Minister Bandekar dropped, denied BJP ticket
sandesh prabhudesai, panaji | 04 April 2002 17:25 ISTFollowing one minister quitting the cabinet and the saffron party last month, the ruling Bharatiya Janata Party dropped another minister today, on the eve of Assembly elections. The drama has begun after the House was prematurely dissolved on 27 February.
After dropping information minister Sanjay Bandekar, who had defected the Congress on 21 October 2000 along with three others to join the BJP government, chief minister Manohar Parrikar alleged the former had been hobnobbing with Congress leaders for the last six months.
"I was also not happy for almost eight months with his performance in the ministries of information as well as civil supplies", Parrikar told a hurriedly convened press conference in the evening. He describes Bandekar as a restless and irreparable case.
This was a third term of Bandekar as the minister, after becoming the minister in 1991 when he defected from the then Maharashtrawadi Gomantak Party to join the Congress and then again as the Congress minister in 1994.
Though he somehow managed to retain his Canacona seat in 1999 polls, BJP candidate Vijay Pai Khot had posed a serious challenge before him. In order to push the latter as the candidate once again, it appears that Bandekar has now been denied the BJP ticket.
"I tried my level best to get him ticket, but failed miserably", said Parrikar, confirming that he will not get the BJP ticket. Bandekar, who was away in his constituency in the border taluka of South Goa, was however not available for comments.
His close associates however claim that Bandekar has already managed to get the Congress ticket through a Delhi businessman from Suri Group, who has set up a five star hotel in Canacona. The action of dropping him has thus not come as a surprise in his camp.
Unlike Bandekar and Jose Philip D'Souza, who quit the cabinet post and party on 3 March, the BJP has however already confirmed tickets to two one-time Congressmen defectors - industries minister Shaikh Hassan Haroon and housing minister Babu Azagaonkar, a dalit.
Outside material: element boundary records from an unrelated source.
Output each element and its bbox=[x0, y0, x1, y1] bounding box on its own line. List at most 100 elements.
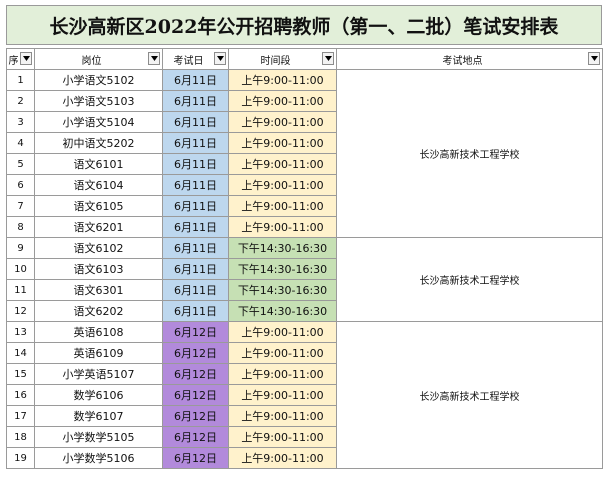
table-row[interactable]: 1 小学语文5102 6月11日 上午9:00-11:00 长沙高新技术工程学校 bbox=[6, 69, 603, 238]
cell-time[interactable]: 下午14:30-16:30 bbox=[228, 300, 337, 322]
cell-no[interactable]: 1 bbox=[6, 69, 35, 91]
cell-no[interactable]: 13 bbox=[6, 321, 35, 343]
cell-time[interactable]: 上午9:00-11:00 bbox=[228, 111, 337, 133]
cell-post[interactable]: 语文6202 bbox=[34, 300, 163, 322]
cell-time[interactable]: 上午9:00-11:00 bbox=[228, 195, 337, 217]
cell-location[interactable]: 长沙高新技术工程学校 bbox=[336, 237, 603, 322]
cell-time[interactable]: 上午9:00-11:00 bbox=[228, 384, 337, 406]
cell-time[interactable]: 上午9:00-11:00 bbox=[228, 363, 337, 385]
filter-dropdown-icon[interactable] bbox=[20, 52, 32, 65]
cell-post[interactable]: 英语6108 bbox=[34, 321, 163, 343]
cell-time[interactable]: 上午9:00-11:00 bbox=[228, 69, 337, 91]
cell-no[interactable]: 16 bbox=[6, 384, 35, 406]
cell-date[interactable]: 6月12日 bbox=[162, 426, 229, 448]
table-row[interactable]: 4 初中语文5202 6月11日 上午9:00-11:00 bbox=[6, 132, 603, 154]
cell-date[interactable]: 6月12日 bbox=[162, 321, 229, 343]
cell-date[interactable]: 6月11日 bbox=[162, 153, 229, 175]
cell-date[interactable]: 6月11日 bbox=[162, 258, 229, 280]
cell-no[interactable]: 2 bbox=[6, 90, 35, 112]
cell-time[interactable]: 下午14:30-16:30 bbox=[228, 279, 337, 301]
cell-date[interactable]: 6月12日 bbox=[162, 363, 229, 385]
cell-time[interactable]: 上午9:00-11:00 bbox=[228, 153, 337, 175]
cell-date[interactable]: 6月11日 bbox=[162, 69, 229, 91]
cell-no[interactable]: 11 bbox=[6, 279, 35, 301]
cell-post[interactable]: 语文6201 bbox=[34, 216, 163, 238]
cell-post[interactable]: 小学英语5107 bbox=[34, 363, 163, 385]
cell-post[interactable]: 数学6107 bbox=[34, 405, 163, 427]
cell-time[interactable]: 上午9:00-11:00 bbox=[228, 342, 337, 364]
cell-post[interactable]: 语文6104 bbox=[34, 174, 163, 196]
cell-date[interactable]: 6月11日 bbox=[162, 216, 229, 238]
cell-no[interactable]: 12 bbox=[6, 300, 35, 322]
cell-post[interactable]: 数学6106 bbox=[34, 384, 163, 406]
table-row[interactable]: 19 小学数学5106 6月12日 上午9:00-11:00 bbox=[6, 447, 603, 469]
cell-no[interactable]: 6 bbox=[6, 174, 35, 196]
cell-post[interactable]: 小学数学5106 bbox=[34, 447, 163, 469]
cell-post[interactable]: 语文6102 bbox=[34, 237, 163, 259]
cell-time[interactable]: 下午14:30-16:30 bbox=[228, 258, 337, 280]
cell-no[interactable]: 14 bbox=[6, 342, 35, 364]
filter-dropdown-icon[interactable] bbox=[214, 52, 226, 65]
table-row[interactable]: 14 英语6109 6月12日 上午9:00-11:00 bbox=[6, 342, 603, 364]
cell-time[interactable]: 上午9:00-11:00 bbox=[228, 90, 337, 112]
cell-no[interactable]: 19 bbox=[6, 447, 35, 469]
table-row[interactable]: 18 小学数学5105 6月12日 上午9:00-11:00 bbox=[6, 426, 603, 448]
cell-no[interactable]: 9 bbox=[6, 237, 35, 259]
table-row[interactable]: 15 小学英语5107 6月12日 上午9:00-11:00 bbox=[6, 363, 603, 385]
cell-location[interactable]: 长沙高新技术工程学校 bbox=[336, 321, 603, 469]
cell-time[interactable]: 上午9:00-11:00 bbox=[228, 447, 337, 469]
cell-no[interactable]: 4 bbox=[6, 132, 35, 154]
table-row[interactable]: 13 英语6108 6月12日 上午9:00-11:00 长沙高新技术工程学校 bbox=[6, 321, 603, 469]
cell-time[interactable]: 上午9:00-11:00 bbox=[228, 405, 337, 427]
cell-date[interactable]: 6月11日 bbox=[162, 195, 229, 217]
table-row[interactable]: 7 语文6105 6月11日 上午9:00-11:00 bbox=[6, 195, 603, 217]
cell-date[interactable]: 6月12日 bbox=[162, 447, 229, 469]
cell-no[interactable]: 7 bbox=[6, 195, 35, 217]
filter-dropdown-icon[interactable] bbox=[588, 52, 600, 65]
cell-date[interactable]: 6月11日 bbox=[162, 279, 229, 301]
cell-post[interactable]: 小学语文5103 bbox=[34, 90, 163, 112]
col-header-no: 序 bbox=[6, 48, 35, 70]
cell-date[interactable]: 6月11日 bbox=[162, 90, 229, 112]
filter-dropdown-icon[interactable] bbox=[148, 52, 160, 65]
cell-post[interactable]: 英语6109 bbox=[34, 342, 163, 364]
cell-post[interactable]: 小学数学5105 bbox=[34, 426, 163, 448]
cell-location[interactable]: 长沙高新技术工程学校 bbox=[336, 69, 603, 238]
cell-date[interactable]: 6月11日 bbox=[162, 237, 229, 259]
cell-time[interactable]: 上午9:00-11:00 bbox=[228, 321, 337, 343]
cell-date[interactable]: 6月12日 bbox=[162, 342, 229, 364]
cell-no[interactable]: 17 bbox=[6, 405, 35, 427]
table-row[interactable]: 9 语文6102 6月11日 下午14:30-16:30 长沙高新技术工程学校 bbox=[6, 237, 603, 322]
cell-no[interactable]: 8 bbox=[6, 216, 35, 238]
cell-date[interactable]: 6月11日 bbox=[162, 111, 229, 133]
filter-dropdown-icon[interactable] bbox=[322, 52, 334, 65]
cell-post[interactable]: 语文6105 bbox=[34, 195, 163, 217]
cell-no[interactable]: 15 bbox=[6, 363, 35, 385]
cell-time[interactable]: 下午14:30-16:30 bbox=[228, 237, 337, 259]
cell-post[interactable]: 小学语文5104 bbox=[34, 111, 163, 133]
table-row[interactable]: 12 语文6202 6月11日 下午14:30-16:30 bbox=[6, 300, 603, 322]
cell-post[interactable]: 语文6101 bbox=[34, 153, 163, 175]
table-row[interactable]: 2 小学语文5103 6月11日 上午9:00-11:00 bbox=[6, 90, 603, 112]
cell-post[interactable]: 小学语文5102 bbox=[34, 69, 163, 91]
table-row[interactable]: 5 语文6101 6月11日 上午9:00-11:00 bbox=[6, 153, 603, 175]
cell-date[interactable]: 6月11日 bbox=[162, 132, 229, 154]
cell-date[interactable]: 6月11日 bbox=[162, 300, 229, 322]
cell-date[interactable]: 6月11日 bbox=[162, 174, 229, 196]
cell-date[interactable]: 6月12日 bbox=[162, 405, 229, 427]
cell-post[interactable]: 初中语文5202 bbox=[34, 132, 163, 154]
cell-time[interactable]: 上午9:00-11:00 bbox=[228, 216, 337, 238]
cell-post[interactable]: 语文6103 bbox=[34, 258, 163, 280]
cell-time[interactable]: 上午9:00-11:00 bbox=[228, 174, 337, 196]
cell-no[interactable]: 5 bbox=[6, 153, 35, 175]
cell-no[interactable]: 10 bbox=[6, 258, 35, 280]
cell-no[interactable]: 3 bbox=[6, 111, 35, 133]
cell-time[interactable]: 上午9:00-11:00 bbox=[228, 426, 337, 448]
cell-time[interactable]: 上午9:00-11:00 bbox=[228, 132, 337, 154]
table-row[interactable]: 16 数学6106 6月12日 上午9:00-11:00 bbox=[6, 384, 603, 406]
table-row[interactable]: 3 小学语文5104 6月11日 上午9:00-11:00 bbox=[6, 111, 603, 133]
cell-post[interactable]: 语文6301 bbox=[34, 279, 163, 301]
cell-date[interactable]: 6月12日 bbox=[162, 384, 229, 406]
table-row[interactable]: 6 语文6104 6月11日 上午9:00-11:00 bbox=[6, 174, 603, 196]
cell-no[interactable]: 18 bbox=[6, 426, 35, 448]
The sword of uncertainty of getting BJP tickets however still hangs on three more ministers including water resources minister Ramakant Khalap, former union law minister, who even airdashed the national capital last month to argue his case before the central BJP leaders.
Speculations are also on that Parrikar plans to drop transport minister Pandurang Raut, belonging to the MGP, along with his party colleague and Economic Development Corporation chairman Sudin Dhawalikar, who had supported the BJP government.